In 1929, the stock market fervor was at its peak. F. Scott Fitzgerald was describing affluence in great detail in The Great Gatsby and great it was, and then the world was not so great. In Aug of 1929, if you were fully invested in the market and using the biggest companies, the Dow Jones 30, as your barometer your holdings would have peaked at 6700 and dropped to 961 by June of 1932. You would have lost 85% of your wealth in less than 3 years. Not even Leo Messi suffered like that. He plays a game and is extremely rich. America plunged into the Great Depression, and investors wouldn’t see their portfolios break even again until 1959. 30 years is what it took for their holdings to get back to inflation adjusted break even. We have talked about thought exercises for a while now and you can guess what this week will be. 30 years and your stocks return zero. Zip. Zilch. Nada.

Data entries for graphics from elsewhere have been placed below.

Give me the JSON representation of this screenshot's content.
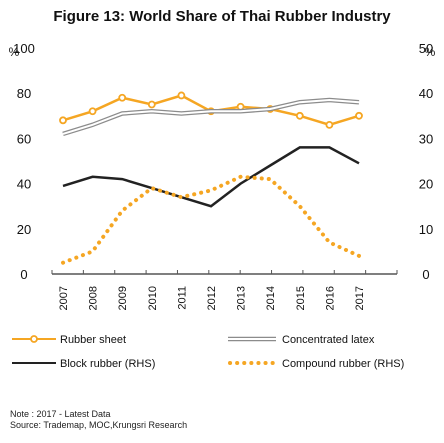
{
  "chart_data": {
    "type": "line",
    "title": "Figure 13: World Share of Thai Rubber Industry",
    "left_unit": "%",
    "right_unit": "%",
    "ylim_left": [
      0,
      100
    ],
    "ylim_right": [
      0,
      50
    ],
    "yticks_left": [
      "0",
      "20",
      "40",
      "60",
      "80",
      "100"
    ],
    "yticks_right": [
      "0",
      "10",
      "20",
      "30",
      "40",
      "50"
    ],
    "x": [
      "2007",
      "2008",
      "2009",
      "2010",
      "2011",
      "2012",
      "2013",
      "2014",
      "2015",
      "2016",
      "2017"
    ],
    "series": [
      {
        "name": "Rubber sheet",
        "axis": "left",
        "style": "line-marker",
        "color": "#f5a623",
        "values": [
          68,
          72,
          78,
          75,
          79,
          72,
          74,
          73,
          70,
          66,
          70
        ]
      },
      {
        "name": "Concentrated latex",
        "axis": "left",
        "style": "double-line",
        "color": "#8c8c8c",
        "values": [
          62,
          66,
          71,
          72,
          71,
          72,
          72,
          73,
          76,
          77,
          76
        ]
      },
      {
        "name": "Block rubber (RHS)",
        "axis": "right",
        "style": "line",
        "color": "#222222",
        "values": [
          19.5,
          21.5,
          21,
          19,
          17,
          15,
          20,
          24,
          28,
          28,
          24.5
        ]
      },
      {
        "name": "Compound rubber (RHS)",
        "axis": "right",
        "style": "dotted",
        "color": "#f5a623",
        "values": [
          2.5,
          5,
          14,
          19,
          17,
          18.5,
          21.5,
          21,
          15,
          7,
          4
        ]
      }
    ],
    "legend_position": "bottom",
    "grid": false
  },
  "note": "Note : 2017 - Latest Data",
  "source": "Source: Trademap, MOC,Krungsri Research"
}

Let’s look at one more time period:
By the mid-1960s the stock market had been going up seemingly forever, the Beatles had arrived in America and young girls were screaming over Ringo, the drive-in movie theater was the place to be and about half of America was under the age of 18. Religion is waning, the movie theater industry peaked in 1964, and the sexy summer of 1969 is right around the corner. A funny thing happened amongst all those good times though. In December of 1965, the Dow Jones hit 9300, a number it wouldn’t hit again until July of 1995. That’s right, it was another 30 years before the stock market got back to even. The markets sold off to 2553 in Jun of 1982. A 73% drop over 17 years so I again ask you, what would your portfolio look like if your portfolio declined 73% in the next 17 years? Would you still be on track for retirement? How do you think the Vanguard retirement date 2040 index will look then? During this time America went off the gold standard, oil prices spiked, lines at the gas pumps formed because there was an oil shortage, and two massive recessions followed a decade of stagflation. Suffering? You bet your ass, there was suffering.

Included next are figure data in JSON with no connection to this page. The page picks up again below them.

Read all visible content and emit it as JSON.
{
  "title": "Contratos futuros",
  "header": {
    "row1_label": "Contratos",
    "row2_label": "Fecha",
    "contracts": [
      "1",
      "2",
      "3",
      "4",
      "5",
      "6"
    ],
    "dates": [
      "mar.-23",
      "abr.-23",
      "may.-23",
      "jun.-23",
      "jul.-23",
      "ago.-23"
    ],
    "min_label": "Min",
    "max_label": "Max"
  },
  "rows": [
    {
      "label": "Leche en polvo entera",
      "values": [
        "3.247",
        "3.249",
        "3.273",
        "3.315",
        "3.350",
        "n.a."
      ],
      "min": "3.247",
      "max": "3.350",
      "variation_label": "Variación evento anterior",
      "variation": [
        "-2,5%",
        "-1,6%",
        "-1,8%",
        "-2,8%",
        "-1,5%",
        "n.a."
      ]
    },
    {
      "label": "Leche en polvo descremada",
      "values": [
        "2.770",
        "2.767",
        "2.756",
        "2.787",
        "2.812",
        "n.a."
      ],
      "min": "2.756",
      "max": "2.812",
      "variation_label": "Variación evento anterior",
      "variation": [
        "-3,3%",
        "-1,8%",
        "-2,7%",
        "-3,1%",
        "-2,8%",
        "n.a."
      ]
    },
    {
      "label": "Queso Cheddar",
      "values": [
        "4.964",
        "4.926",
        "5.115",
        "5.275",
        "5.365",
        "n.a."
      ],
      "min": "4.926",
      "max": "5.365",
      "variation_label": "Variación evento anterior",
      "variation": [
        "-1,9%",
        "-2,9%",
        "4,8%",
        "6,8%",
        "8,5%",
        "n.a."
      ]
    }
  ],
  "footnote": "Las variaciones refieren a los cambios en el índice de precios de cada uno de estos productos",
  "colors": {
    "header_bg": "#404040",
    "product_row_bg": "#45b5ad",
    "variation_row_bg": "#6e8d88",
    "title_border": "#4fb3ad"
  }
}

In 1950, 98% of men aged 25 to 34 worked while just 34% of the women worked outside the home. By 1980, 95% of men aged 25 to 34 worked but now 66% of women had to work to support their families. The slack was picked up by women working and bringing home a pay check to allow the same standard of living. Today, you ask? 87 percent of men work but 81% of women work in the 25 to 34 age brackets. The family has no more slack to pick up. A home that once required one breadwinner now requires two and don’t forget that the families are smaller today than then as well. In 1965 the average children per woman in America was over 3.5 and that dropped to below 2 by 1980. Think of it this way, less children and most families now had double income and the stock market still managed to decline for 17 years. There isn’t a third parent that can enter the workforce to help out today…

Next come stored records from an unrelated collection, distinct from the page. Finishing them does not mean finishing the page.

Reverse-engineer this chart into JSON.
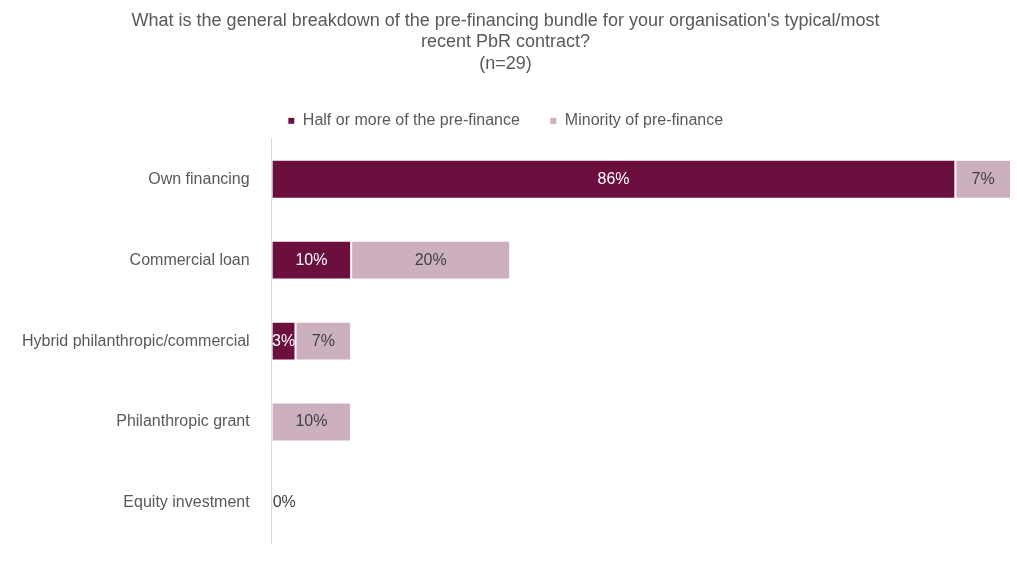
{
  "chart_data": {
    "type": "bar",
    "orientation": "horizontal",
    "stacked": true,
    "title": "What is the general breakdown of the pre-financing bundle for your organisation's typical/most recent PbR contract?",
    "subtitle": "(n=29)",
    "categories": [
      "Own financing",
      "Commercial loan",
      "Hybrid philanthropic/commercial",
      "Philanthropic grant",
      "Equity investment"
    ],
    "series": [
      {
        "name": "Half or more of the pre-finance",
        "color": "#6b0f3f",
        "values": [
          86,
          10,
          3,
          0,
          0
        ],
        "value_labels": [
          "86%",
          "10%",
          "3%",
          null,
          "0%"
        ]
      },
      {
        "name": "Minority of pre-finance",
        "color": "#cdb0c0",
        "values": [
          7,
          20,
          7,
          10,
          0
        ],
        "value_labels": [
          "7%",
          "20%",
          "7%",
          "10%",
          null
        ]
      }
    ],
    "xlim": [
      0,
      93
    ],
    "legend": "top",
    "tick_labels": "y"
  }
}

“Alas, in 1929 came the stock market crash and everything changed and became worrisome. People started practicing conservatism because of financial losses, myself included.” Silent film star Pola Negri
It took 30 years from 1965 to take out that stock market high which it did in 1995. That makes two 30-year periods in the last 100 years that would have ruined any investor’s plans of retirement. It would have destroyed pensions with their required 7% rate of return needed to pay what was promised. If you click and drag on the charts you can zoom into these charts and look at more detail of the history of these markets. This is a lot of important activity for it to be just flattened into a log scale chart to pretend as if it never happened due to a trick of a chartist. It’s actually not a trick, most chartists want to be positive and tell the positive part of the story. The suffering happened and then it will pass, and that is what we can learn from Messi, but that doesn’t mean it didn’t happen. People, their plans and their businesses were destroyed shortly after never ending exuberance was all the rage. Where do you think we are in the business cycle now?
Sincerely Yours,
C Thomas Printer
On this date in history
43 years ago to be exact, the Summer Olympics opened in Moscow. 60 countries boycotted the games and refused to attend because of the Soviet Union’s invasion of Afghanistan. Do you understand why we are studying cycles?
This week’s thought exercise
Rather than being naïve to history, what would you do for your retirement if your investments yielded zero for the next 30 years? Let’s not be pessimistic and say that they decline, although that is a possibility, let’s just say that they remain flat.
Also born on this date
American businessman and inventor of the first practical revolver, Samuel Colt.